Being an animation student, I can see huge benefits for what this technology might mean in the future. Maybe not even in the next 50 years, but if things don't go too wrong, I hope many movies will be made simply by imagining. Currently even a single frame(and there are at least 12 frames per seconds usually) might take a lot of time to complete, but this tech may enable us to "film" things close to the speed of imagination one day. Which would save a lot of time obviously. :)

Until then millions like me will work their asses off like idiots...but that's always the way it goes, isn't it... :)


Well, I did say at the outset that this technically impressive, and my original post was not targeting fMRI per se.

There are problems, though, with fMRI (and brain imaging methods in general) quite apart from any issues of "shitty experimental design" that may or may not arise in some cases. There are those, such as Coltheart (see his articles in Cortex in 2006), who argue that, by its nature, fMRI cannot possibly tell us anything useful about how cognition works. It cannot either falsify or verify any conceivable cognitive theory. That may be a bit strong, but even so, all those nice little pictures of brain areas lighting up all to easily capture the imagination, and in some cases (this experiment being a prime example), almost beg to be misinterpreted as lending support to - or even outright "proving" - simplistic theories of cognitive function that we know (on the basis of other solid but less flashy findings, that are often more difficult to explain and grasp) are false. Indeed, this would probably not be a particularly interesting finding, worthy of being blogged about, if it were not for the fact that, on its face, it seems to amount to a "proof" (or at least a very vivid demonstration) of the naive "snapshot," "digital camera" theory of vision. That theory is already well entrenched in "folk" visual theory, and this experiment is only likely to reinforce that. Indeed, I see that it is already going on with some of the other comments posted here, and people are already extrapolating the implications from a bad theory of vision to a worse theory of imagination (even though the experiment in question is not about imagination, or memory, at all). Given that these results (sound as they may be) actually add nothing to our understanding of the physiology of vision, it looks to me as though this demonstration may well turn out to do more harm than good to the advancement of real scientific understanding.
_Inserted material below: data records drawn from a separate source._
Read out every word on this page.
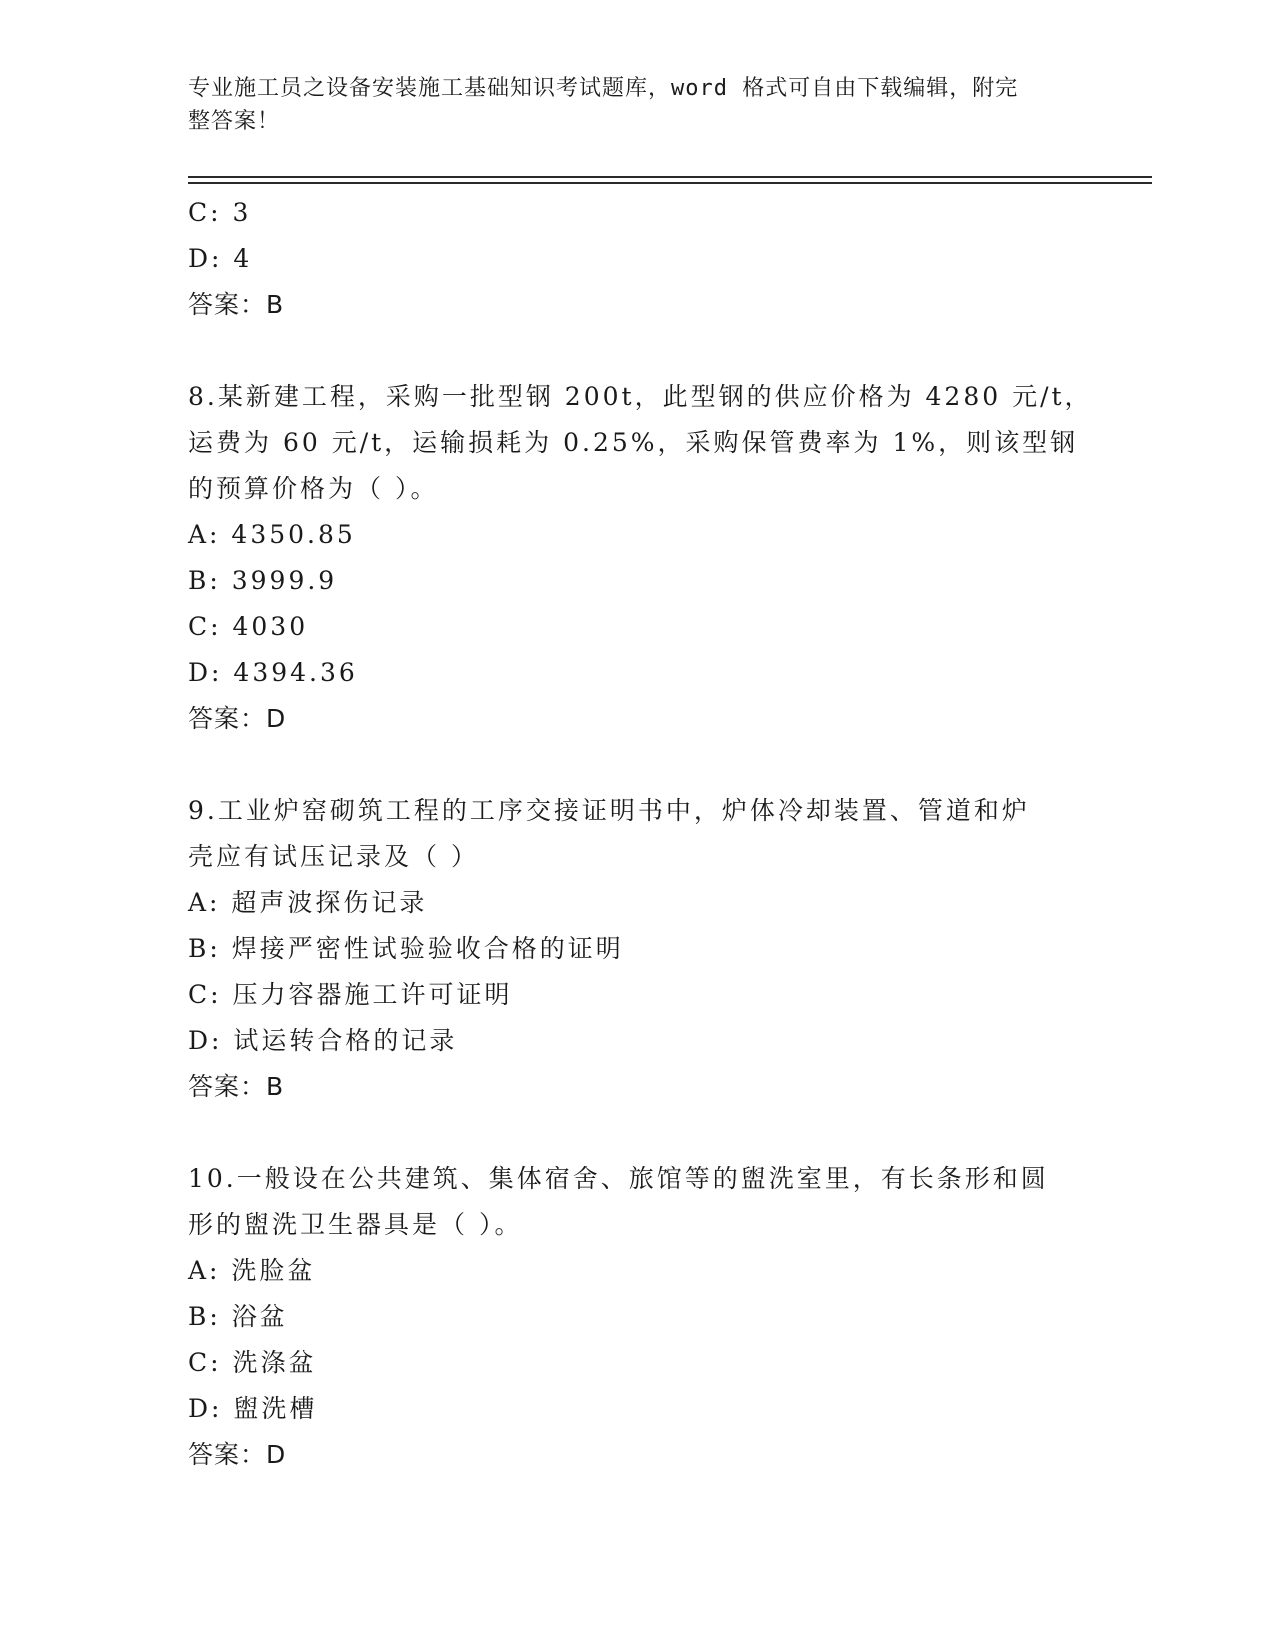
专业施工员之设备安装施工基础知识考试题库，word 格式可自由下载编辑，附完
整答案！
C: 3
D: 4
答案：B
8.某新建工程，采购一批型钢 200t，此型钢的供应价格为 4280 元/t，
运费为 60 元/t，运输损耗为 0.25%，采购保管费率为 1%，则该型钢
的预算价格为（ ）。
A: 4350.85
B: 3999.9
C: 4030
D: 4394.36
答案：D
9.工业炉窑砌筑工程的工序交接证明书中，炉体冷却装置、管道和炉
壳应有试压记录及（ ）
A: 超声波探伤记录
B: 焊接严密性试验验收合格的证明
C: 压力容器施工许可证明
D: 试运转合格的记录
答案：B
10.一般设在公共建筑、集体宿舍、旅馆等的盥洗室里，有长条形和圆
形的盥洗卫生器具是（ ）。
A: 洗脸盆
B: 浴盆
C: 洗涤盆
D: 盥洗槽
答案：D
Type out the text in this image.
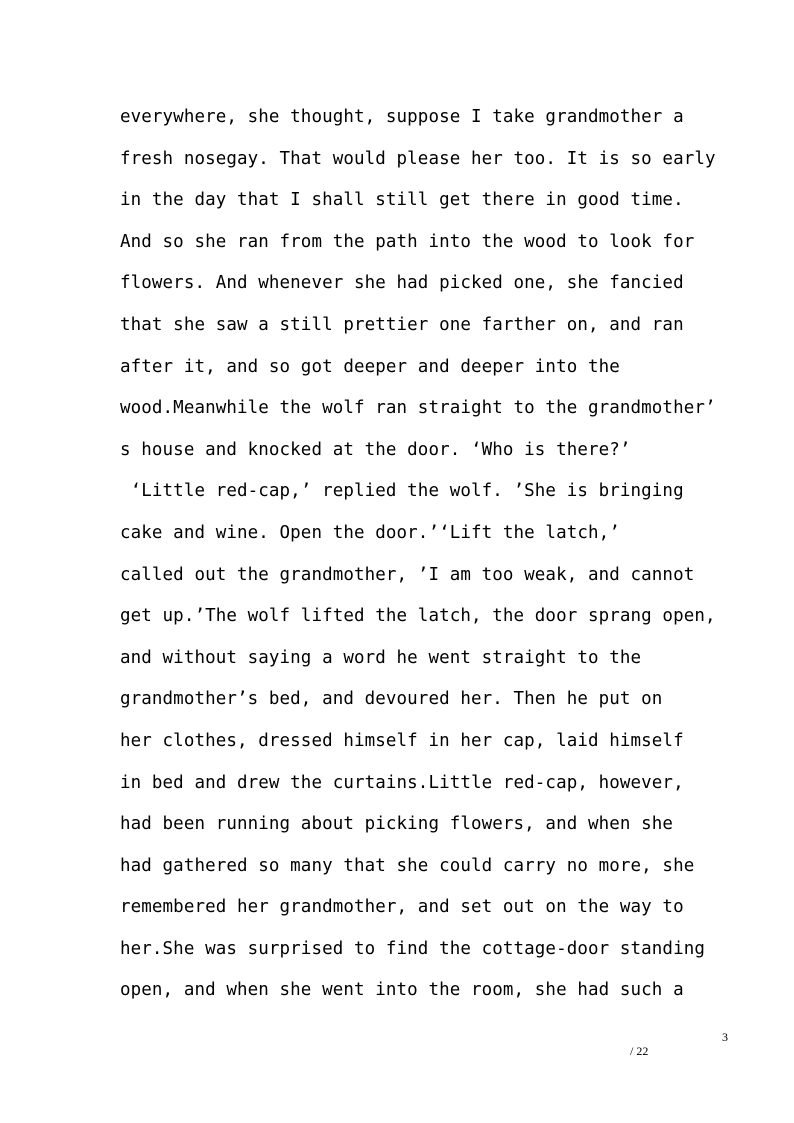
everywhere, she thought, suppose I take grandmother a
fresh nosegay. That would please her too. It is so early
in the day that I shall still get there in good time.
And so she ran from the path into the wood to look for
flowers. And whenever she had picked one, she fancied
that she saw a still prettier one farther on, and ran
after it, and so got deeper and deeper into the
wood.Meanwhile the wolf ran straight to the grandmother’
s house and knocked at the door. ‘Who is there?’
‘Little red-cap,’ replied the wolf. ’She is bringing
cake and wine. Open the door.’‘Lift the latch,’
called out the grandmother, ’I am too weak, and cannot
get up.’The wolf lifted the latch, the door sprang open,
and without saying a word he went straight to the
grandmother’s bed, and devoured her. Then he put on
her clothes, dressed himself in her cap, laid himself
in bed and drew the curtains.Little red-cap, however,
had been running about picking flowers, and when she
had gathered so many that she could carry no more, she
remembered her grandmother, and set out on the way to
her.She was surprised to find the cottage-door standing
open, and when she went into the room, she had such a
3
/ 22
Popular legend notwithstanding, Galileo did not really refute Aristotelian mechanics by dropping weights from the leaning tower of Pisa. His actual refutation was far more ingenious and conceptually complex, and his actual relevant experiments (with inclined planes) were much more rigorous, but also much less spectacular. What if someone actually had done the leaning tower experiment, however, using, say a ball of iron and a ball of crumpled paper of comparable size? The paper ball would in fact (because of air resistance) have fallen more slowly, and Aristotle would have seemed to be vindicated. Galileo could have explained why of course, and why this result was actually misleading, but his explanation would have been relatively complicated, and who amongst the rejoicing Aristotelians would have been listening?

Any possibility of using this sort of process to drive music "visualization", particularly for non-musicians?